Gastkommentar – Global Challenges: China übernimmt Führung bei Entwicklungshilfe – Europa zaudert

Entwicklungspolitik steht in Deutschland wie Europa unter immensem Druck: Öffentliche Gelder sind knapp. Der außenpolitische Fokus liegt auf der klassischen Verteidigung. Und alle Ausgaben, die eher langfristig als kurzfristig Erträge liefern, stehen unter besonderem Rechtfertigungszwang.

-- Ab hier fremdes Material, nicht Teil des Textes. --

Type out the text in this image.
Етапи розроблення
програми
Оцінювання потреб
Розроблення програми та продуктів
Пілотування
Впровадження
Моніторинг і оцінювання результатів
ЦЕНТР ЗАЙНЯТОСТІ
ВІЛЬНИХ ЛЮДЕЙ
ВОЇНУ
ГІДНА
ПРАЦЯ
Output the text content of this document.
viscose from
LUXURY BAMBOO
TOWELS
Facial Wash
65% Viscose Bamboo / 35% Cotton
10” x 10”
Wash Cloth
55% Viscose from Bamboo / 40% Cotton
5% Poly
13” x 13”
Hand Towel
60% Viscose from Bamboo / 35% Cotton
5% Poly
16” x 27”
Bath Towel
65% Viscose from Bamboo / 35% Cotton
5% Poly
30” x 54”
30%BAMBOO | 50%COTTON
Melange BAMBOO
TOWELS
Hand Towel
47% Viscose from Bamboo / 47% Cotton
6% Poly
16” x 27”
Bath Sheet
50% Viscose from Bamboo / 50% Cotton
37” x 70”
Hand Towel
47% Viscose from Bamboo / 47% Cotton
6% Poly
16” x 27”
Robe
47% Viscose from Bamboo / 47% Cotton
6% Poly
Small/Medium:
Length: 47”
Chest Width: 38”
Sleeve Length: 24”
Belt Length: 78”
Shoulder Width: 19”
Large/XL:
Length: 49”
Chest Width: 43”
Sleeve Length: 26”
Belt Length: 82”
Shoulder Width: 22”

Der Versuch, die deutsche Strategie für Entwicklungshilfe neu aufzustellen, ist daher in vollem Gange. Im Fokus stehen der stärkere Nachweis der eigenen Effizienz sowie Wirtschaftlichkeit auf der einen Seite und die engere Verzahnung der Entwicklungspolitik mit deutschen strategischen Interessen – Stichwort Außenwirtschaftsförderung – auf der anderen.

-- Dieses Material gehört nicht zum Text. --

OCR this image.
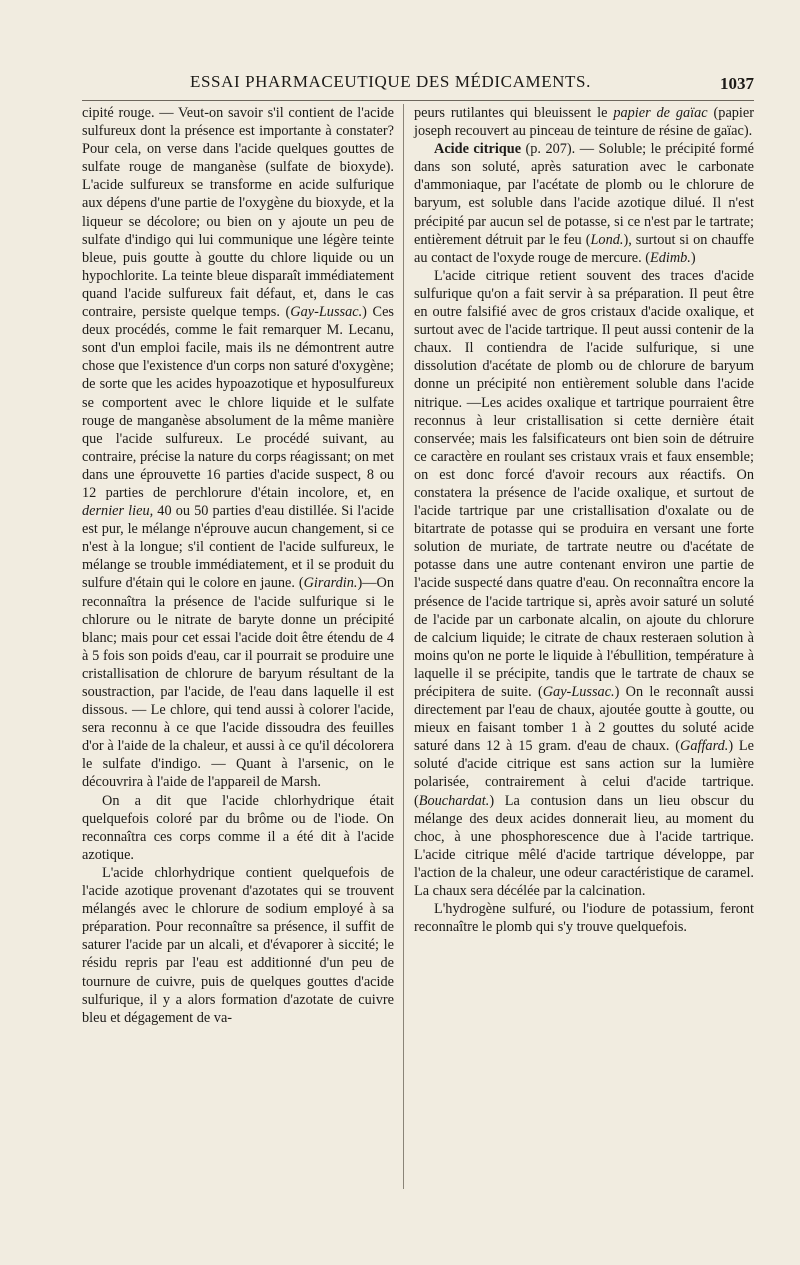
ESSAI PHARMACEUTIQUE DES MÉDICAMENTS.	1037

cipité rouge. — Veut-on savoir s'il contient de l'acide sulfureux dont la présence est importante à constater? Pour cela, on verse dans l'acide quelques gouttes de sulfate rouge de manganèse (sulfate de bioxyde). L'acide sulfureux se transforme en acide sulfurique aux dépens d'une partie de l'oxygène du bioxyde, et la liqueur se décolore; ou bien on y ajoute un peu de sulfate d'indigo qui lui communique une légère teinte bleue, puis goutte à goutte du chlore liquide ou un hypochlorite. La teinte bleue disparaît immédiatement quand l'acide sulfureux fait défaut, et, dans le cas contraire, persiste quelque temps. (Gay-Lussac.) Ces deux procédés, comme le fait remarquer M. Lecanu, sont d'un emploi facile, mais ils ne démontrent autre chose que l'existence d'un corps non saturé d'oxygène; de sorte que les acides hypoazotique et hyposulfureux se comportent avec le chlore liquide et le sulfate rouge de manganèse absolument de la même manière que l'acide sulfureux. Le procédé suivant, au contraire, précise la nature du corps réagissant; on met dans une éprouvette 16 parties d'acide suspect, 8 ou 12 parties de perchlorure d'étain incolore, et, en dernier lieu, 40 ou 50 parties d'eau distillée. Si l'acide est pur, le mélange n'éprouve aucun changement, si ce n'est à la longue; s'il contient de l'acide sulfureux, le mélange se trouble immédiatement, et il se produit du sulfure d'étain qui le colore en jaune. (Girardin.)—On reconnaîtra la présence de l'acide sulfurique si le chlorure ou le nitrate de baryte donne un précipité blanc; mais pour cet essai l'acide doit être étendu de 4 à 5 fois son poids d'eau, car il pourrait se produire une cristallisation de chlorure de baryum résultant de la soustraction, par l'acide, de l'eau dans laquelle il est dissous. — Le chlore, qui tend aussi à colorer l'acide, sera reconnu à ce que l'acide dissoudra des feuilles d'or à l'aide de la chaleur, et aussi à ce qu'il décolorera le sulfate d'indigo. — Quant à l'arsenic, on le découvrira à l'aide de l'appareil de Marsh.

On a dit que l'acide chlorhydrique était quelquefois coloré par du brôme ou de l'iode. On reconnaîtra ces corps comme il a été dit à l'acide azotique.

L'acide chlorhydrique contient quelquefois de l'acide azotique provenant d'azotates qui se trouvent mélangés avec le chlorure de sodium employé à sa préparation. Pour reconnaître sa présence, il suffit de saturer l'acide par un alcali, et d'évaporer à siccité; le résidu repris par l'eau est additionné d'un peu de tournure de cuivre, puis de quelques gouttes d'acide sulfurique, il y a alors formation d'azotate de cuivre bleu et dégagement de va-

peurs rutilantes qui bleuissent le papier de gaïac (papier joseph recouvert au pinceau de teinture de résine de gaïac).

Acide citrique (p. 207). — Soluble; le précipité formé dans son soluté, après saturation avec le carbonate d'ammoniaque, par l'acétate de plomb ou le chlorure de baryum, est soluble dans l'acide azotique dilué. Il n'est précipité par aucun sel de potasse, si ce n'est par le tartrate; entièrement détruit par le feu (Lond.), surtout si on chauffe au contact de l'oxyde rouge de mercure. (Edimb.)

L'acide citrique retient souvent des traces d'acide sulfurique qu'on a fait servir à sa préparation. Il peut être en outre falsifié avec de gros cristaux d'acide oxalique, et surtout avec de l'acide tartrique. Il peut aussi contenir de la chaux. Il contiendra de l'acide sulfurique, si une dissolution d'acétate de plomb ou de chlorure de baryum donne un précipité non entièrement soluble dans l'acide nitrique. —Les acides oxalique et tartrique pourraient être reconnus à leur cristallisation si cette dernière était conservée; mais les falsificateurs ont bien soin de détruire ce caractère en roulant ses cristaux vrais et faux ensemble; on est donc forcé d'avoir recours aux réactifs. On constatera la présence de l'acide oxalique, et surtout de l'acide tartrique par une cristallisation d'oxalate ou de bitartrate de potasse qui se produira en versant une forte solution de muriate, de tartrate neutre ou d'acétate de potasse dans une autre contenant environ une partie de l'acide suspecté dans quatre d'eau. On reconnaîtra encore la présence de l'acide tartrique si, après avoir saturé un soluté de l'acide par un carbonate alcalin, on ajoute du chlorure de calcium liquide; le citrate de chaux resteraen solution à moins qu'on ne porte le liquide à l'ébullition, température à laquelle il se précipite, tandis que le tartrate de chaux se précipitera de suite. (Gay-Lussac.) On le reconnaît aussi directement par l'eau de chaux, ajoutée goutte à goutte, ou mieux en faisant tomber 1 à 2 gouttes du soluté acide saturé dans 12 à 15 gram. d'eau de chaux. (Gaffard.) Le soluté d'acide citrique est sans action sur la lumière polarisée, contrairement à celui d'acide tartrique. (Bouchardat.) La contusion dans un lieu obscur du mélange des deux acides donnerait lieu, au moment du choc, à une phosphorescence due à l'acide tartrique. L'acide citrique mêlé d'acide tartrique développe, par l'action de la chaleur, une odeur caractéristique de caramel. La chaux sera décélée par la calcination.

L'hydrogène sulfuré, ou l'iodure de potassium, feront reconnaître le plomb qui s'y trouve quelquefois.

Beides ist richtig und wichtig. Beides richtet sich aber vor allem nach innen – an die Kritiker der Entwicklungszusammenarbeit bei uns zu Hause. Was in der deutschen und der europäischen Debatte aktuell in den Hintergrund rückt, ist das Narrativ nach außen. In Richtung unserer potenziellen Partner in der Welt.

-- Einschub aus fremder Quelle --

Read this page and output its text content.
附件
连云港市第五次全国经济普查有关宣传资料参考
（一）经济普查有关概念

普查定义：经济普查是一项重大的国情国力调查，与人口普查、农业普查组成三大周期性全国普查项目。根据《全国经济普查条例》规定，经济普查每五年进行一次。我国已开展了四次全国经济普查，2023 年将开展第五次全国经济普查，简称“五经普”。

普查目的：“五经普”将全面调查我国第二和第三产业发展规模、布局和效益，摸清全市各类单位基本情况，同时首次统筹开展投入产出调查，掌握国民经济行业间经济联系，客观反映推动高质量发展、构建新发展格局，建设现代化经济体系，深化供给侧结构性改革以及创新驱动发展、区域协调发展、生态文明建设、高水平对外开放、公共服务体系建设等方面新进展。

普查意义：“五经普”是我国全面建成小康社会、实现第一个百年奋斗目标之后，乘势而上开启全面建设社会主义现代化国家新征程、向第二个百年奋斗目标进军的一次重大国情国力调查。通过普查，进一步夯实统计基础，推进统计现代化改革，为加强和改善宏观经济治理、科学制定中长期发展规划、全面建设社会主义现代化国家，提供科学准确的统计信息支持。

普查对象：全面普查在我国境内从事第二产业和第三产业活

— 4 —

Die Frage, wie die bestehende internationale Ordnung ihr Entwicklungsversprechen besser einlösen und wie die Bereitstellung globaler öffentlicher Güter wie Klimaschutz und globale Gesundheit gelingen kann, bewegt viele Regierungen im Globalen Süden. Gerade jetzt, da sich die USA aus ihrer internationalen Führungsrolle immer stärker zurückziehen. Wenig überraschend war diese Entwicklung zentrales Thema des G20-Gipfels in Südafrika.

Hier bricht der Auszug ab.